What is HIPAA Compliance?
The HIPAA regulation sets forth national standards that all business associates and covered entities are liable to. These include:
Policies and Procedures: Business associates and covered entities should develop set of procedures and policies that correspond to the standards set by the HIPAA rules. These policies should be implemented throughout the organization and should be updated regularly to reflect changes in the organization.
Staff Training: To create awareness among the employees and to keep them updated on the HIPAA compliant policies and procedures, it is necessary for organizations to arrange trainings on the subject at least once a year.
Self-Audits: As per HIPAA requirements, business associates and covered entities should conduct annual audits to identify the possible gaps that the organization may have in compliance with HIPAA standards.
Remediation Plans: After the organization identifies the gaps and risks through self-audits, they must implement remediation plans to reverse compliance violations. These remediation plans must be fully documented and include calendar dates by which gaps will be remedied.
Documentation: It is essential that organizations document each and every step that they have taken on the journey to become HIPAA compliant, to serve as a proof of the efforts in case of a HIPAA investigation.
What is a HIPAA Violation?
Under the HIPAA Privacy Rule, falling victim to a healthcare data breach, as well as failing to give patients access to their PHI, could result in a fine from OCR.
Privacy rule penalties vary depending on the severity of the infraction. They are split into four categories:
1. Unknowingly violating HIPAA is $100 per violation, with an annual maximum of $25,000 for repeat violations.
2. Reasonable cause for violating HIPAA is $1,000 per violation, with an annual maximum of $100,000 for repeat violations.
3. Willful neglect of HIPAA, but the violation is corrected within a given time period, is $10,000 per violation, with an annual maximum of $250,000 for repeat violations.
4. Willful neglect of HIPAA, and the violation remains uncorrected, is $50,000 per violation, with an annual maximum of $1.5 million for repeat violations.
Covered entities and individuals who intentionally obtain or disclose PHI in violation of the HIPAA Privacy Rule can be fined up to $50,000 and receive up to one year in prison. If the HIPAA Privacy Rule is violated under false pretenses, the penalties can be increased to a $100,000 fine and up to 10 years in prison.

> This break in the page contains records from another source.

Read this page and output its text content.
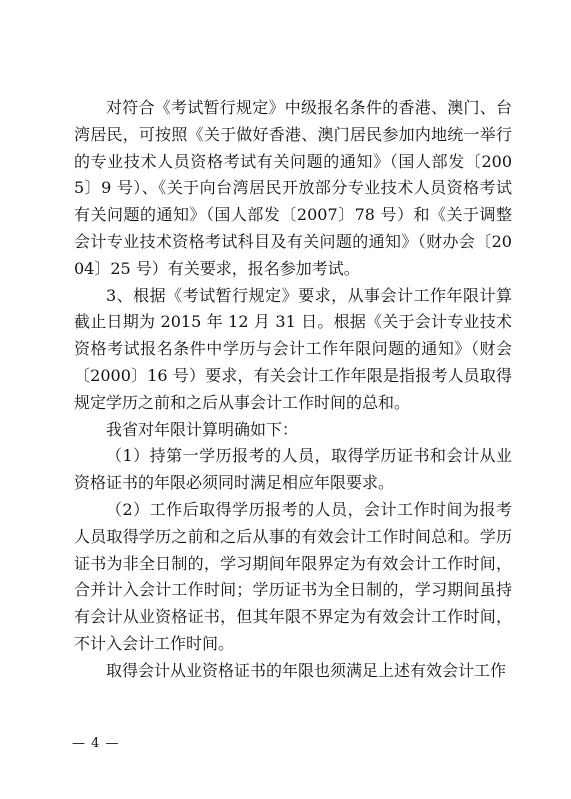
对符合《考试暂行规定》中级报名条件的香港、澳门、台湾居民，可按照《关于做好香港、澳门居民参加内地统一举行的专业技术人员资格考试有关问题的通知》（国人部发〔2005〕9 号）、《关于向台湾居民开放部分专业技术人员资格考试有关问题的通知》（国人部发〔2007〕78 号）和《关于调整会计专业技术资格考试科目及有关问题的通知》（财办会〔2004〕25 号）有关要求，报名参加考试。

3、根据《考试暂行规定》要求，从事会计工作年限计算截止日期为 2015 年 12 月 31 日。根据《关于会计专业技术资格考试报名条件中学历与会计工作年限问题的通知》（财会〔2000〕16 号）要求，有关会计工作年限是指报考人员取得规定学历之前和之后从事会计工作时间的总和。

我省对年限计算明确如下：

（1）持第一学历报考的人员，取得学历证书和会计从业资格证书的年限必须同时满足相应年限要求。

（2）工作后取得学历报考的人员，会计工作时间为报考人员取得学历之前和之后从事的有效会计工作时间总和。学历证书为非全日制的，学习期间年限界定为有效会计工作时间，合并计入会计工作时间；学历证书为全日制的，学习期间虽持有会计从业资格证书，但其年限不界定为有效会计工作时间，不计入会计工作时间。

取得会计从业资格证书的年限也须满足上述有效会计工作

— 4 —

Organizations can lower their risk of regulatory action through HIPAA compliance training programs. OCR offers guidance through educational programs on complying with privacy and security rules. A number of consultancies and training groups offer programs as well. Healthcare providers may also choose to create their own training programs, which often encompass each organization’s current HIPAA privacy and security policies, the HITECH Act, mobile device management (MDM) processes, and other applicable guidelines.
While there is no official HIPAA compliance certification program, training companies offer certification credentials to indicate an understanding of the guidelines and regulations specified by the act.